I met a girl in a writing forum who really was the most atrocious writer. Sincerely awful. She didn’t just lack polish — she lacked the entire silverware cabinet. But she loved to write, and wanted other people to enjoy her stories. Or at least, she wanted other people to tell her so. She seemed to be after accolades (although to be fair, so am I, whenever I let a story out of my private headspace), but all feedback she’d been getting were urges to stop writing and to abandon hope.

I felt bad for her when I heard her talk about how badly she wanted to be a writer. I felt bad for myself when I found her to be quite unteachable.

She was either obtuse, or wilfully determined to ignore every suggestion of ways to make her stories more readable. I would labour over my feedback, making them as tactful and encouraging as I could—and actually helpful—but this girl would run any feedback through a binary translation filter that reduced them to either, “Wow, you’re amazing!” or “Augh, my eyes!”

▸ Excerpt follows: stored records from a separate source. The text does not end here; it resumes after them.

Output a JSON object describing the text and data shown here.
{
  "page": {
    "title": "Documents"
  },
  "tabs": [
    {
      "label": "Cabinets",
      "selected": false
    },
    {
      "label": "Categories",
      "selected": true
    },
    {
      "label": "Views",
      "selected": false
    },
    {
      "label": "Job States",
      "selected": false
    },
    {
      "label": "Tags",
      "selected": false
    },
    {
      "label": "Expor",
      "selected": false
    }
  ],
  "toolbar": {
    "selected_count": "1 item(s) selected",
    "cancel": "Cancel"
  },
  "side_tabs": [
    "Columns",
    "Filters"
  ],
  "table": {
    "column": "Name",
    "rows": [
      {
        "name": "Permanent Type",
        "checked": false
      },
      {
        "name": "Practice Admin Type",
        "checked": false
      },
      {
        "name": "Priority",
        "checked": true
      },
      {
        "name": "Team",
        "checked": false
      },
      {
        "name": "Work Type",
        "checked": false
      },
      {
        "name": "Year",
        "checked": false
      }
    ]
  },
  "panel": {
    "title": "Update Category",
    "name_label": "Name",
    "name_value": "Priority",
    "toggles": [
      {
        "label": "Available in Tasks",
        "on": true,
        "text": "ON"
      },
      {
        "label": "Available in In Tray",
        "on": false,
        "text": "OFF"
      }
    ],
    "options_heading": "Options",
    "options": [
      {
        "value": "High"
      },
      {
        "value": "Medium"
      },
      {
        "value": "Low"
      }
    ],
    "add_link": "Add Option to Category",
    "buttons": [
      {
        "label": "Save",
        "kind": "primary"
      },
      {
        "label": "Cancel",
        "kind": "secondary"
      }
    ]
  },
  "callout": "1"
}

At the end of the day though, who is in the better position? She has the lust for writing, so she could make it to the proverbial moon. Eventually. Even if she has to dig her way out of the trenches with a toothpick first. I could be sitting in a spaceship in this metaphor, but I still wouldn’t get to the moon, because piloting a spaceship sounds like hard work and I’d rather watch Perception.

If I were a character in someone’s story, I’d be the one who turns out to be a disgruntled janitor catching flyaway sheets of newspaper skating across the courtyard. I’d pick one up and see a crumpled article about the annoying unteachable girl having written a book that outsold the Bible.